Apart from the bandits, Nigeria is also battling Boko Haram insurgency in its northeast region

According to the Institute of Security Studies (ISS), Boko Haram, which has its roots in Nigeria, poses a potential danger to Nigeria’s neighbours should its influence spread beyond the country’s borders.

The risks presented by the militant group are amplified primarily through the prevalence of porous borders in the West African sub-region. Countries like Benin, Cameroon, Chad and Niger are all potential targets due to their proximity to Nigeria, their demographics and their socio-economic realities. At greatest risk are Cameroon and Niger, which share considerably vast borders with Nigeria.

Nigeria’s borders with Benin and Chad, ISS said are fairly short – 773km and 87km long respectively. In comparison, Nigeria’s borders with Niger and Cameroon span 1 497km and 1 690km respectively.
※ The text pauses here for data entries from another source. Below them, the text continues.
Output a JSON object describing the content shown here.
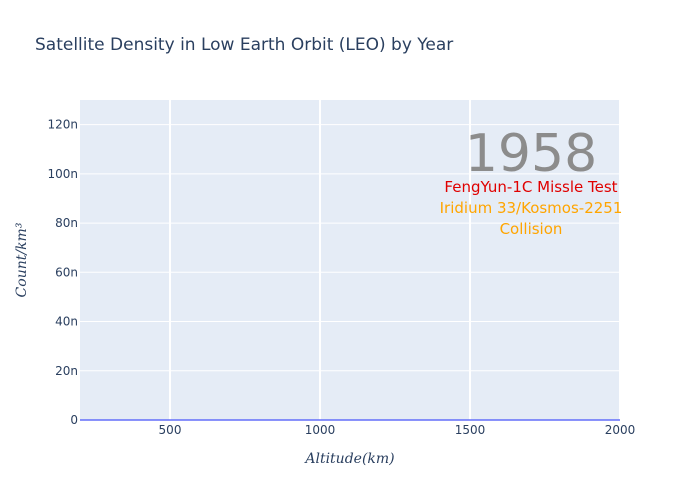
{
  "chart_data": {
    "type": "line",
    "title": "Satellite Density in Low Earth Orbit (LEO) by Year",
    "xlabel": "Altitude(km)",
    "ylabel": "Count/km³",
    "xlim": [
      200,
      2000
    ],
    "ylim": [
      0,
      1.3e-07
    ],
    "x_ticks": [
      500,
      1000,
      1500,
      2000
    ],
    "x_tick_labels": [
      "500",
      "1000",
      "1500",
      "2000"
    ],
    "y_ticks": [
      0,
      2e-08,
      4e-08,
      6e-08,
      8e-08,
      1e-07,
      1.2e-07
    ],
    "y_tick_labels": [
      "0",
      "20n",
      "40n",
      "60n",
      "80n",
      "100n",
      "120n"
    ],
    "grid": true,
    "series": [
      {
        "color": "#636efa",
        "x": [
          200,
          400,
          600,
          800,
          1000,
          1200,
          1400,
          1600,
          1800,
          2000
        ],
        "y": [
          0,
          0,
          0,
          0,
          0,
          0,
          0,
          0,
          0,
          0
        ]
      }
    ],
    "year_label": "1958",
    "annotations": [
      {
        "lines": [
          "FengYun-1C Missle Test"
        ],
        "color": "#e00000"
      },
      {
        "lines": [
          "Iridium 33/Kosmos-2251",
          "Collision"
        ],
        "color": "#ffa500"
      }
    ]
  },
  "colors": {
    "plot_bg": "#e5ecf6",
    "grid": "#ffffff",
    "text": "#2a3f5f"
  }
}
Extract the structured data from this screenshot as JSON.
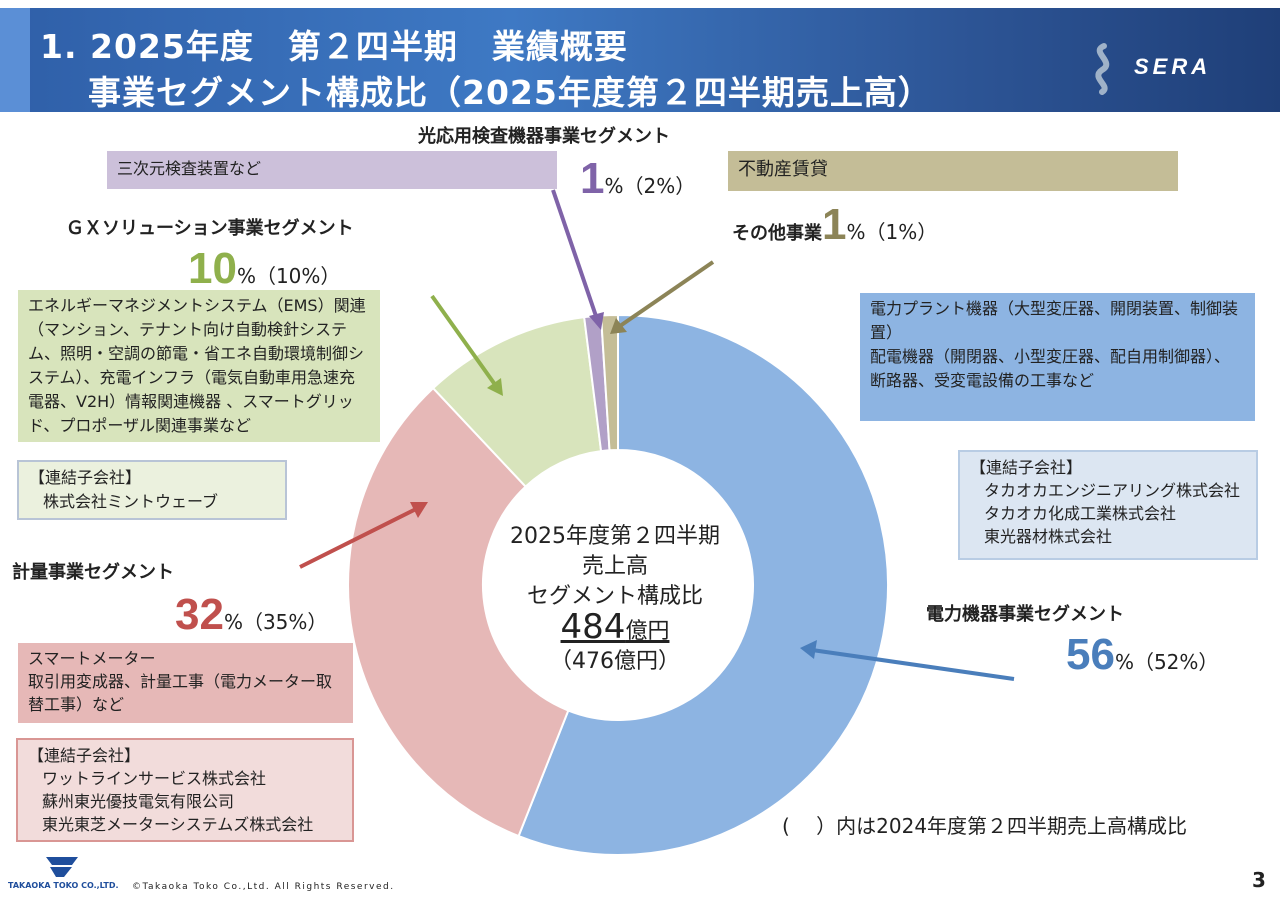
{
  "header": {
    "title_line1": "1. 2025年度　第２四半期　業績概要",
    "title_line2": "事業セグメント構成比（2025年度第２四半期売上高）",
    "logo_text": "SERA"
  },
  "segments": {
    "optical": {
      "title": "光応用検査機器事業セグメント",
      "pct": "1",
      "pct_suffix": "%（2%）",
      "desc": "三次元検査装置など"
    },
    "other": {
      "title": "その他事業",
      "pct": "1",
      "pct_suffix": "%（1%）",
      "desc": "不動産賃貸"
    },
    "gx": {
      "title": "ＧＸソリューション事業セグメント",
      "pct": "10",
      "pct_suffix": "%（10%）",
      "desc": "エネルギーマネジメントシステム（EMS）関連（マンション、テナント向け自動検針システム、照明・空調の節電・省エネ自動環境制御システム）、充電インフラ（電気自動車用急速充電器、V2H）情報関連機器 、スマートグリッド、プロポーザル関連事業など",
      "subsidiary_label": "【連結子会社】",
      "subsidiaries": [
        "株式会社ミントウェーブ"
      ]
    },
    "metering": {
      "title": "計量事業セグメント",
      "pct": "32",
      "pct_suffix": "%（35%）",
      "desc_lines": [
        "スマートメーター",
        "取引用変成器、計量工事（電力メーター取替工事）など"
      ],
      "subsidiary_label": "【連結子会社】",
      "subsidiaries": [
        "ワットラインサービス株式会社",
        "蘇州東光優技電気有限公司",
        "東光東芝メーターシステムズ株式会社"
      ]
    },
    "power": {
      "title": "電力機器事業セグメント",
      "pct": "56",
      "pct_suffix": "%（52%）",
      "desc_lines": [
        "電力プラント機器（大型変圧器、開閉装置、制御装置）",
        "配電機器（開閉器、小型変圧器、配自用制御器）、",
        "断路器、受変電設備の工事など"
      ],
      "subsidiary_label": "【連結子会社】",
      "subsidiaries": [
        "タカオカエンジニアリング株式会社",
        "タカオカ化成工業株式会社",
        "東光器材株式会社"
      ]
    }
  },
  "center": {
    "line1": "2025年度第２四半期",
    "line2": "売上高",
    "line3": "セグメント構成比",
    "amount": "484",
    "amount_unit": "億円",
    "prev_amount": "（476億円）"
  },
  "chart_data": {
    "type": "pie",
    "variant": "donut",
    "title": "2025年度第２四半期 売上高 セグメント構成比",
    "categories": [
      "電力機器事業セグメント",
      "計量事業セグメント",
      "ＧＸソリューション事業セグメント",
      "光応用検査機器事業セグメント",
      "その他事業"
    ],
    "values": [
      56,
      32,
      10,
      1,
      1
    ],
    "previous_values": [
      52,
      35,
      10,
      2,
      1
    ],
    "colors": [
      "#8db4e2",
      "#e6b8b7",
      "#d8e4bc",
      "#b1a0c7",
      "#c4bd97"
    ],
    "total": "484億円"
  },
  "footer": {
    "note": "(　 ）内は2024年度第２四半期売上高構成比",
    "page_number": "3",
    "copyright": "©Takaoka Toko Co.,Ltd. All Rights Reserved.",
    "company": "TAKAOKA TOKO CO.,LTD."
  },
  "colors": {
    "power": "#4a7ebb",
    "metering": "#c0504d",
    "gx": "#8fb04c",
    "optical": "#7f63a8",
    "other": "#8c8457"
  }
}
The vulnerable nature of these borders heightens the potential spread of terrorist activities into the neighbouring countries.

“Their vulnerability to the spread of Boko Haram is compounded by the fact that Niger and Cameroon have borders with the northern Nigerian states, where Boko Haram already exerts a strong influence,” ISS said in an article.

The border with Niger, for example, stretches along Sokoto, Katsina, Jigawa and Yobe states. This proximity to northern Nigeria is, therefore, a particular threat to Niger’s already fragile security, given the relative ease with which terrorist elements can cross into the country.

Cameroon faces a smaller risk than Niger as only two of the four Nigerian states – Taraba and Adamawa states – bordering Cameroon is part of northern Nigeria, while Cross Rivers and Benue states are in the south-eastern and middle eastern regions of Nigeria.

Over the years, there has been a huge effect of the presence of Boko Haram within these countries which continues to pose a security risk to the safety of the people’s lives and their properties.